Brenda: You know what I find interesting? If you lose a spouse, you're called a widow, or a widower. If you're a child and you lose your parents, then you're an orphan. But what's the word to describe a parent who loses a child? I guess that's just too fucking awful to even have a name.

This final episode...I had been planning on saving it. But I kept thinking about how nice it would be to have closure - because I knew the last episode would tie up all the loose ends. And it was beautiful in that way, and comforting. But just when I expected it to end, it kept going. *SPOILER HERE - SKIP THIS, ALLAN* It showed this montage stretching years into the future of all the wonderful things the characters do in their lives. That made me so happy - I'm not always much for happy endings like that, squishy cheery stuff - but this time, I liked it. So it was a shock when the montage continued and showed the way all of the main characters die. I don't know why it shocked me so much - after all, the theme is that Everything Ends and if we really want to tie up all the loose ends, we do need to show how all of the main characters not only lived their lives but also died. Still, it took me so off-guard that I burst into tears - not so much because it was sad but because I was surprised. I had grown to care so much for these imaginary people and with just a few feet of film and some editing, they were all gone. It was right, I think, for me to be surprised. That's what death is, isn't it? The ultimate surprise. You don't really know when it's coming, even when it's expected. (Unless, of course, you have that amazing cat near you.) You don't know how it will come or when or where or anything about it - we don't even know for certain what really happens after it! The ultimate mystery.
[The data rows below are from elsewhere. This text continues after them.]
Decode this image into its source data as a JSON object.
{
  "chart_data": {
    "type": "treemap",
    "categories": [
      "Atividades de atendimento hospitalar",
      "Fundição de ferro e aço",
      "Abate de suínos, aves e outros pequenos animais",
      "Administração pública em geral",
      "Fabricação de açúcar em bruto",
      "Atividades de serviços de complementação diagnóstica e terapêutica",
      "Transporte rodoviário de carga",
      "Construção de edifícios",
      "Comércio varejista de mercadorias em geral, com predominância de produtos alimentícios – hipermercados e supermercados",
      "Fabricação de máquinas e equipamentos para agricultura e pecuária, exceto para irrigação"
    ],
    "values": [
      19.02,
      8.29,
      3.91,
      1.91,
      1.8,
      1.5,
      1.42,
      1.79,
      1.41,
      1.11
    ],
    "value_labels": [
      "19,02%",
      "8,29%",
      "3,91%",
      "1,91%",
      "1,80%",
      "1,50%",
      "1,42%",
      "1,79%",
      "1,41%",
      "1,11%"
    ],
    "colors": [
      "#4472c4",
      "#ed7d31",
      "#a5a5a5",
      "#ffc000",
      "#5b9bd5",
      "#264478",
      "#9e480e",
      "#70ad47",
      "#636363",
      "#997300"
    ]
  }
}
Nate: You can't take a picture of this. It's already gone.

Somehow, it's comforting to me to finally encounter a show that talks about that so openly, that takes this taboo subject and humanizes us. It gives us a face to put with the name in the characters of the Fishers and their extended family. Somehow, it opens up a whole new world. I think it's fitting that the show would end the way it began - with death, with an ending. Not every show begins every week with an ending and then spends the rest of the show taking us on a journey. Is it strange that I can't think of a way to end an entry about endings?

Tracy: Why do people have to die?
Nate: To make life important. None of us know how long we've got. Which is why we have to make each day matter.